Pour le bailleur, cette échéance est à la fois une opportunité et un risque. Opportunité de réaligner le loyer sur la valeur réelle du marché, de revoir certaines clauses devenues obsolètes, ou de reprendre le local pour un autre usage. Risque, si la procédure est mal conduite, de voir le bail reconduit automatiquement aux conditions antérieures, ou de devoir verser une indemnité d'éviction dont le montant peut représenter plusieurs années de loyer.
Le droit au renouvellement : un droit, pas une option
À l'expiration du bail commercial, le locataire bénéficie d'un droit au renouvellement, consacré par l'article L145-8 du Code de commerce. Ce droit est une pièce centrale du statut des baux commerciaux : il protège la valeur du fonds de commerce du locataire, qui ne peut être brutalement privé de son local d'exploitation sans contrepartie.

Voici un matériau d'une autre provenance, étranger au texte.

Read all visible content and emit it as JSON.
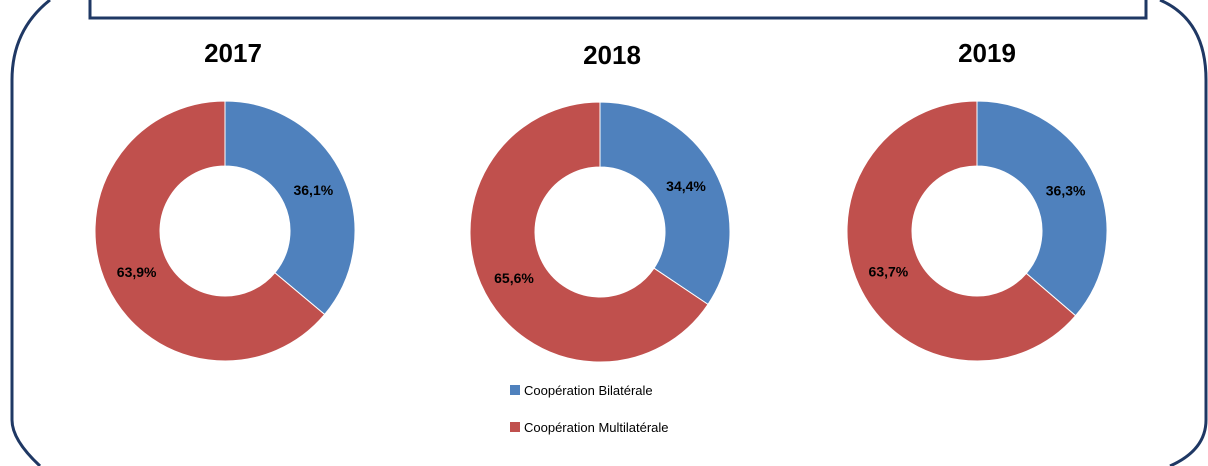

Concrètement, cela signifie que le bailleur ne peut pas simplement mettre fin au bail à son échéance. Il doit soit accepter le renouvellement et négocier les nouvelles conditions, soit refuser le renouvellement — auquel cas il sera tenu, sauf exceptions strictement encadrées, de verser au locataire une indemnité d'éviction.
Ce droit au renouvellement n'est toutefois pas automatique. Il suppose que le locataire remplisse les conditions posées par la loi : immatriculation au registre du commerce ou au répertoire des métiers, exploitation effective du fonds dans les locaux pendant les trois années précédant l'échéance, et respect des obligations contractuelles.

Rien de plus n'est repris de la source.